Suppose that I have a nix system whose filesystems are entirely supported by two drives in a RAID 1. If I were to breakdown that RAID, could I then use one of the disks to recreate the system on separate hardware? Does anybody use such a scheme as a way of building systems?
I have done it under Solaris (Solstice Disk Suite) so I can say it's definitely possible to do. It will be very much implementation-dependent, though, so you need to say what Unix you're using, and whether it's hardware of software RAID.
It may work under unixish systems so long as you remember to change all the system-specific information like IP/hostname/etc
You'll run into problems with anything that puts guids into device identifiers or partition tables or filesystem descriptions.

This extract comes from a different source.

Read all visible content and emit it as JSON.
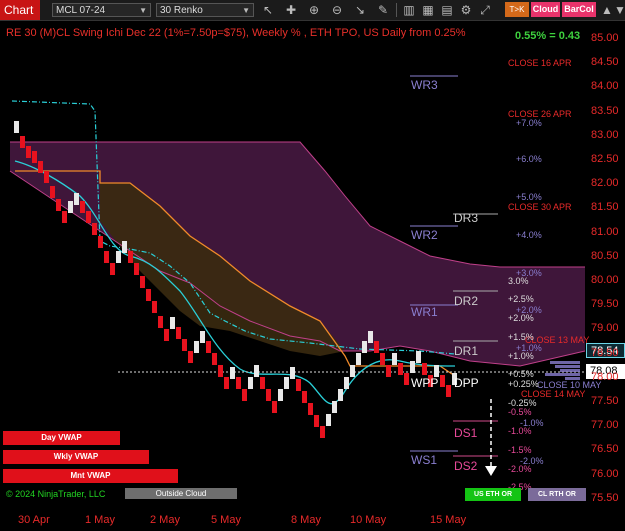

In general, it seems like the kind of thing you can do but that you'd be better off using something like fog or similar automated provisioning system that does what you want directly as opposed to using a side-effect of something else.
I've used this method to clone identical hardware. 1 becomes 2 becomes 4 becomes 8.... You let the mirrors run overnight each day and you've got 16 servers by Friday and you didn't have to do anything more complex than swap drives around in the evening.
Label the disks carefully!
As someone else said, main thing to watch out for with this approach is GUIDs. You can use tune2fs on an ext(x) FS on Linux to solve that problem by updating the GUID on each partition, though. Even then, it won't really matter until you try to do something fancy (like two years from now, consolidating two boxen into one by putting both their hard drives in the same chassis).
The only other thing I can think of that would go sideways is your eth(x) settings, if they have HWADDR or MACADDR in them. HWADDR should fail gracefully, but MACADDR will happily put twenty of the same MAC addresses on the same network, which--to put it mildly--will NOT fail gracefully.